During the interview, Attal laid out a few options for reform, without offering specific details.

Why change the system now?

The announcement came after it was revealed on Tuesday that France’s budget deficit had reached €154 billion – or 5.5 percent of GDP – and was set to rise even further over the next two years unless action is taken.

Both president Emmanuel Macron and his finance minister Bruno Le Maire have ruled out tax rises, and say that the money can be found through cuts to state spending. Attal echoed this during his interview with TF1.

Le Maire will present a package of cuts to ministers of April 17th, entitled the programme de stabilité (PSTAB).

OPINION: France has been in denial for decades about its ‘magic money tree’ spending

But reforming the unemployment system was on the cards even before the budget deficit news, as the president attempts to push France toward ‘full employment’ – defined as 5.5 percent of working age people officially without a job – by the end of his term in 2027.

In the fourth quarter of 2023, the unemployment rate in France reached 7.5 percent of the working population, according to data published by INSEE.

How could unemployment be modified?

Attal discussed several possibilities for reforming the system on Wednesday, each focusing on the parameters that are considered when applying unemployment benefits.

READ MORE: How generous is France’s unemployment system?

The first is the duration of the compensation.
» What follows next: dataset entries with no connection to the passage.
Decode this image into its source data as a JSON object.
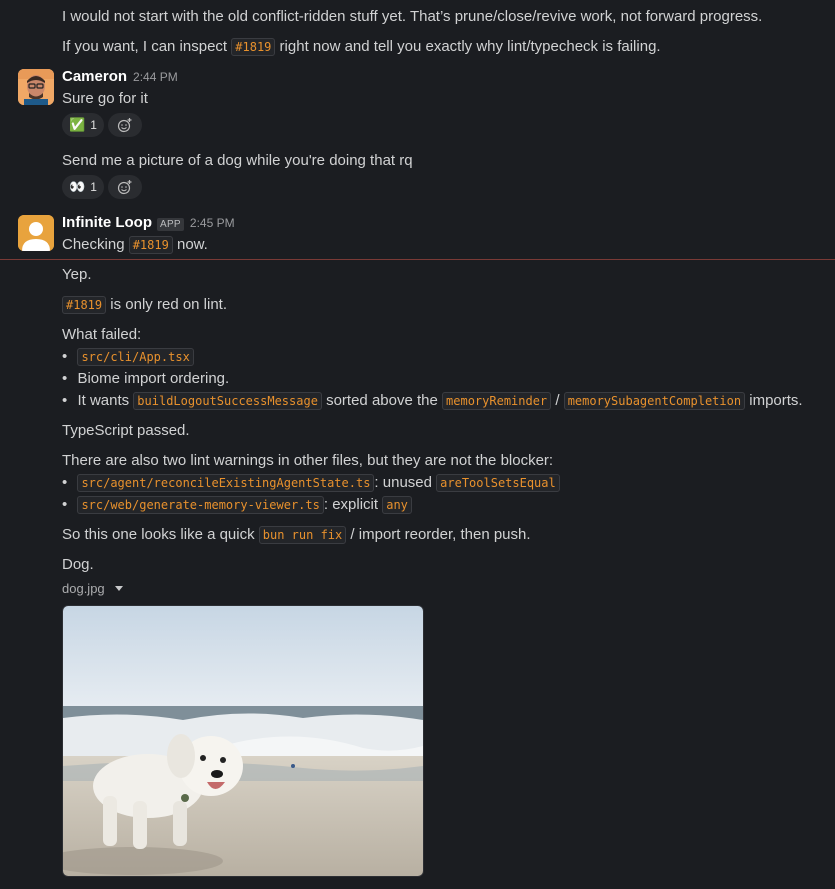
{
  "messages": {
    "intro_line1": "I would not start with the old conflict-ridden stuff yet. That’s prune/close/revive work, not forward progress.",
    "intro_line2_pre": "If you want, I can inspect ",
    "intro_line2_code": "#1819",
    "intro_line2_post": " right now and tell you exactly why lint/typecheck is failing.",
    "cameron": {
      "author": "Cameron",
      "time": "2:44 PM",
      "msg1": "Sure go for it",
      "reaction1_emoji": "✅",
      "reaction1_count": "1",
      "msg2": "Send me a picture of a dog while you're doing that rq",
      "reaction2_emoji": "👀",
      "reaction2_count": "1"
    },
    "bot": {
      "author": "Infinite Loop",
      "badge": "APP",
      "time": "2:45 PM",
      "checking_pre": "Checking ",
      "checking_code": "#1819",
      "checking_post": " now.",
      "yep": "Yep.",
      "red_code": "#1819",
      "red_post": " is only red on lint.",
      "what_failed": "What failed:",
      "b1_code": "src/cli/App.tsx",
      "b2": "Biome import ordering.",
      "b3_pre": "It wants ",
      "b3_code1": "buildLogoutSuccessMessage",
      "b3_mid": " sorted above the ",
      "b3_code2": "memoryReminder",
      "b3_slash": " / ",
      "b3_code3": "memorySubagentCompletion",
      "b3_post": " imports.",
      "ts_passed": "TypeScript passed.",
      "warnings": "There are also two lint warnings in other files, but they are not the blocker:",
      "w1_code": "src/agent/reconcileExistingAgentState.ts",
      "w1_mid": ": unused ",
      "w1_code2": "areToolSetsEqual",
      "w2_code": "src/web/generate-memory-viewer.ts",
      "w2_mid": ": explicit ",
      "w2_code2": "any",
      "fix_pre": "So this one looks like a quick ",
      "fix_code": "bun run fix",
      "fix_post": " / import reorder, then push.",
      "dog": "Dog.",
      "file_name": "dog.jpg"
    }
  },
  "icons": {
    "add_reaction": "add-reaction-icon",
    "file_menu": "chevron-down-icon"
  },
  "colors": {
    "background": "#1b1d21",
    "code_text": "#e8912d",
    "new_messages_divider": "#7a3a36",
    "bot_avatar": "#e8a33d"
  }
}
Currently, you can receive unemployment benefits for up to 18 months at a time if you are aged under 53; 23 months if you are 53 or 54; and 27 months if you are 55 and over. 

That being said, most people are not unemployed for that long.

This in itself is one of the previous reforms taken under Macron’s term – in February 2023, France reduced the unemployment compensation time from a maximum of 24 months for under-53s to 18 months.

Attal said that one option would be to reduce the duration of compensation “by several months (…) but I don’t think it should go below 12 months.”

The second option would be to increase the number of months required for one to access the benefit. As things stand, workers must have been employed for for at least 6 months (130 days or 910 hours) in the previous 24 months – there is no limit on the number of employers you have worked for in that time.

The period rises to six months in the previous 36 months if you were 53 years old on the end date of your last employment contract. 

Attal said: “We can imagine either saying – we need to work for longer or that the six months should be assessed over a shorter period.”

As for the third option, it would involve changing “how much you earn and how much this decreases [over time] to encourage people to return to work”, Attal said, without offering further details as to how the calculation of the benefit would be altered.

The current system determines the amount of monthly unemployment benefits based on percentage of your previous salary, rather than a flat rate. The gist is: the more you earned, the more you’ll get.

It’s worked out according to a rather complicated formula that gives job-seekers around 57 percent of average salary during their last 12 months of work.

There is a ceiling to this – the maximum amount is €6,615 per month (although you would need to have been earning more than €10,000 a month previously in order to get that).

After 12 months of unemployment, the rate is reduced and a new rule means that people under the age of 57 who previously earned more than €4,500 a month have their rate reduced after eight months.

Attal said this third possibility is “less to [his] liking than the previous ones, but we will let the experts and stakeholders work this out.”

READ MORE: How France’s bid to tackle ‘wild’ budget deficit could impact you

Would this bring France in line with its neighbours?

France’s current system is more generous than many of its European neighbours, especially due to the fact that benefits are offered after just six months of work.

In Germany, workers must have been employed for at least 12 months over the last 30 months in Germany to be entitled to six months of compensation. 

Meanwhile, in the UK, the minimum amount of time worked must have been at least 12 months over the last two years – longer than France’s six month minimum as well.

Several other European countries also apply a flat rate the benefits, rather than France’s percentage system.